An update issued by the Scottish Government today, March 18, reveals that 227 people this side of the border have now tested positive for Covid-19, as the illness is also known.
So far, 6,091 tests have been carried out, with 5,864 of them turning out negative.
Another fatality reported today took the death toll claimed by the disease in Scotland to three, following the announcement of the first last Friday and another on Tuesday.
Announcing the second death, Scottish chief medical officer Catherine Calderwood said: “I am very saddened to report that an elderly patient with underlying health conditions, who has tested positive for coronavirus, has died.
“They were being treated by the NHS Greater Glasgow and Clyde Health Board.
“I offer my deepest condolences to their friends and family at this difficult time.
“No further information will be available to protect patient confidentiality.”
No details of the disease’s third Scottish victim, announced at a briefing in Edinburgh today by Scottish Government first minister Nicola Sturgeon, had been released at time of going to press.
The 227 diagnoses of Covid-19 confirmed in Scotland today, up from 195 the day before, are among 1,950 UK-wide, causing 71 deaths.
The figure of seven for the Borders has remained static since going up from five on Sunday.
It is now a week since the first two cases of the illness were confirmed in the region, with that figure going up to three on Friday, five on Saturday, then the current total of seven the day after.

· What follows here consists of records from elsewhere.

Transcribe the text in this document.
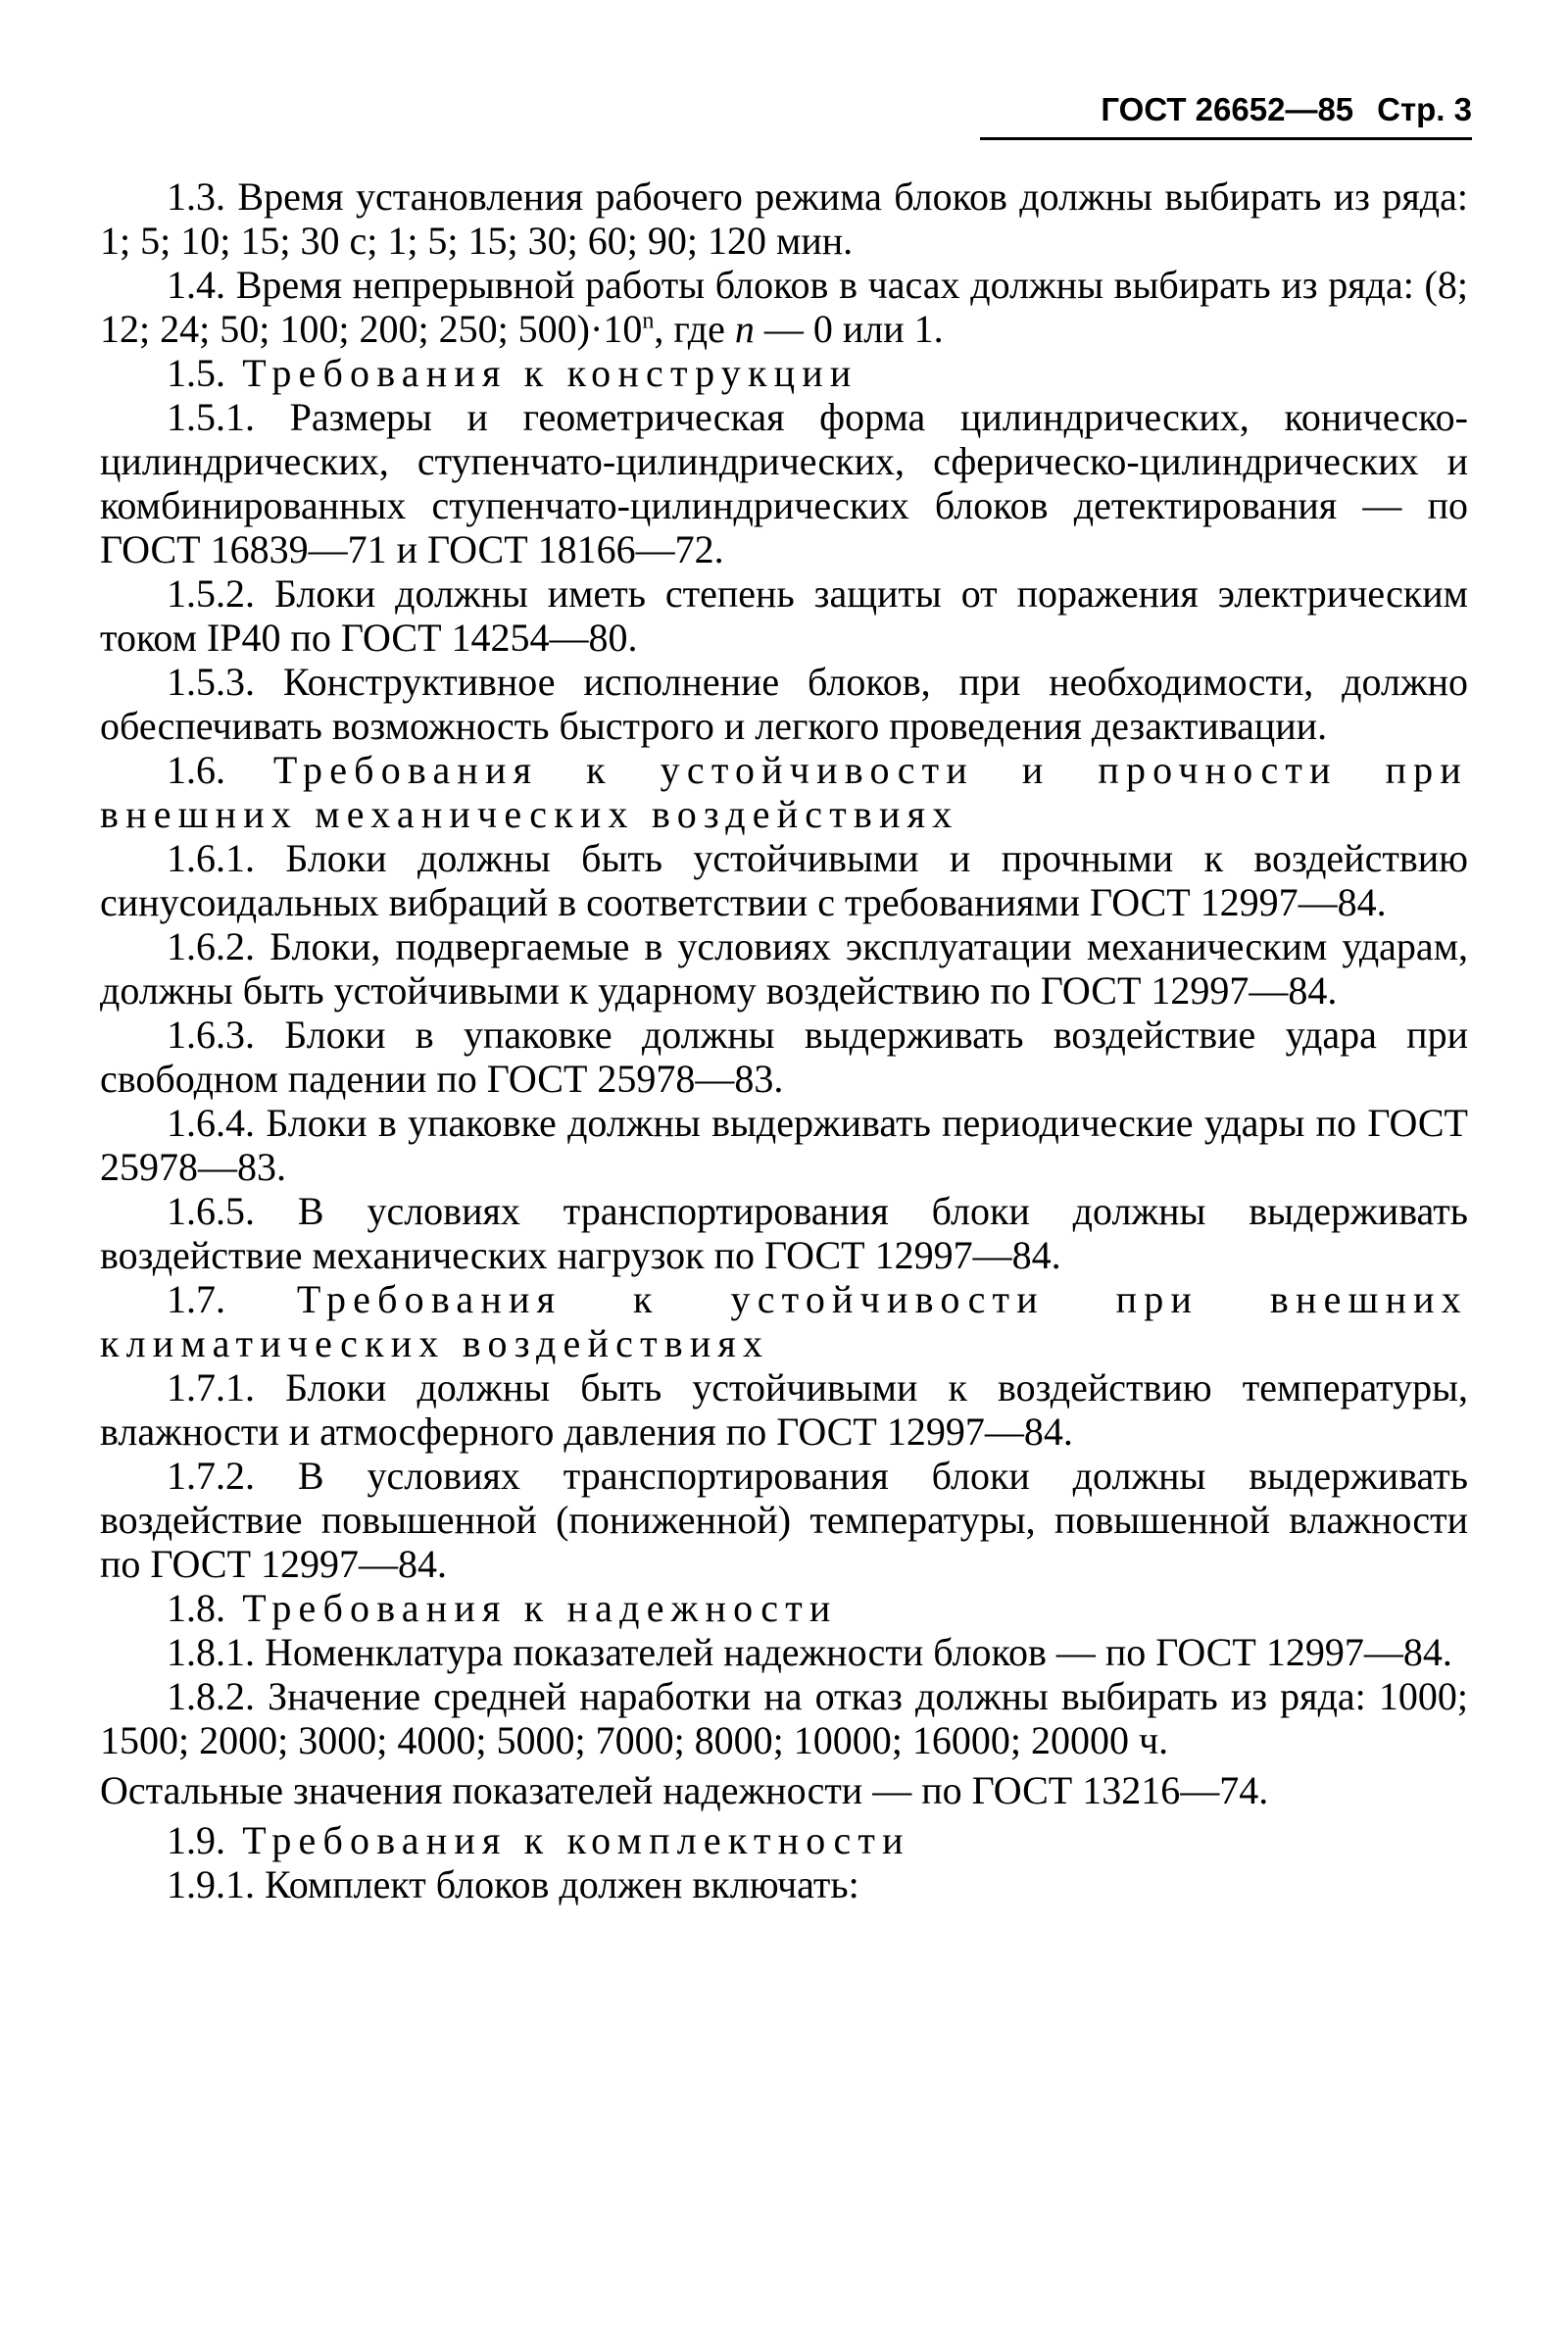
ГОСТ 26652—85 Стр. 3

1.3. Время установления рабочего режима блоков должны выбирать из ряда: 1; 5; 10; 15; 30 с; 1; 5; 15; 30; 60; 90; 120 мин.

1.4. Время непрерывной работы блоков в часах должны выбирать из ряда: (8; 12; 24; 50; 100; 200; 250; $500)\cdot 10^n$, где n — 0 или 1.

1.5. Требования к конструкции

1.5.1. Размеры и геометрическая форма цилиндрических, коническо-цилиндрических, ступенчато-цилиндрических, сферическо-цилиндрических и комбинированных ступенчато-цилиндрических блоков детектирования — по ГОСТ 16839—71 и ГОСТ 18166—72.

1.5.2. Блоки должны иметь степень защиты от поражения электрическим током IP40 по ГОСТ 14254—80.

1.5.3. Конструктивное исполнение блоков, при необходимости, должно обеспечивать возможность быстрого и легкого проведения дезактивации.

1.6. Требования к устойчивости и прочности при внешних механических воздействиях

1.6.1. Блоки должны быть устойчивыми и прочными к воздействию синусоидальных вибраций в соответствии с требованиями ГОСТ 12997—84.

1.6.2. Блоки, подвергаемые в условиях эксплуатации механическим ударам, должны быть устойчивыми к ударному воздействию по ГОСТ 12997—84.

1.6.3. Блоки в упаковке должны выдерживать воздействие удара при свободном падении по ГОСТ 25978—83.

1.6.4. Блоки в упаковке должны выдерживать периодические удары по ГОСТ 25978—83.

1.6.5. В условиях транспортирования блоки должны выдерживать воздействие механических нагрузок по ГОСТ 12997—84.

1.7. Требования к устойчивости при внешних климатических воздействиях

1.7.1. Блоки должны быть устойчивыми к воздействию температуры, влажности и атмосферного давления по ГОСТ 12997—84.

1.7.2. В условиях транспортирования блоки должны выдерживать воздействие повышенной (пониженной) температуры, повышенной влажности по ГОСТ 12997—84.

1.8. Требования к надежности

1.8.1. Номенклатура показателей надежности блоков — по ГОСТ 12997—84.

1.8.2. Значение средней наработки на отказ должны выбирать из ряда: 1000; 1500; 2000; 3000; 4000; 5000; 7000; 8000; 10000; 16000; 20000 ч.

Остальные значения показателей надежности — по ГОСТ 13216—74.

1.9. Требования к комплектности

1.9.1. Комплект блоков должен включать:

At her briefing today, Ms Sturgeon said: “People’s way of life will be changing dramatically, and potentially for some time to come.
“Lives are being disrupted like never before.”
That warning followed a plea earlier in the day for Scots over the age of 70 to remain at home as much as possible.
Speaking during a visit to Age Scotland’s headquarters in Edinburgh to announce £80,000 in funding to help the charity deal with up to 1,500 calls a day, Ms Sturgeon said that “very strong” guidance is “very much for the protection of older people”.
She told the Press Association: “They should be staying home as much as possible, reducing unnecessary social interaction.
“I know that’s going to be difficult, particularly for older people like my own mum and dad, who see my niece and look after my niece after school.
“To cut that kind of social interaction is going to be tough, but it is for their own protection because we know that in the elderly population, there is more vulnerability to becoming seriously ill with coronavirus and in a small number of cases – but every case matters – dying from it.
“This is very much for the protection of older people.
“These measures will reduce the risk for all of us of getting this virus, but they will also reduce the risk that if we do become infected we’re not passing it on to other people, particularly people who might be vulnerable.
“This is not the government telling you to do difficult things for the sake of it. These are not decisions we are taking lightly. This is not advice we’re giving lightly. It’s for the protection of all of us and to save lives, so my advice to people generally is to follow this guidance for good reason. Do the right thing here.”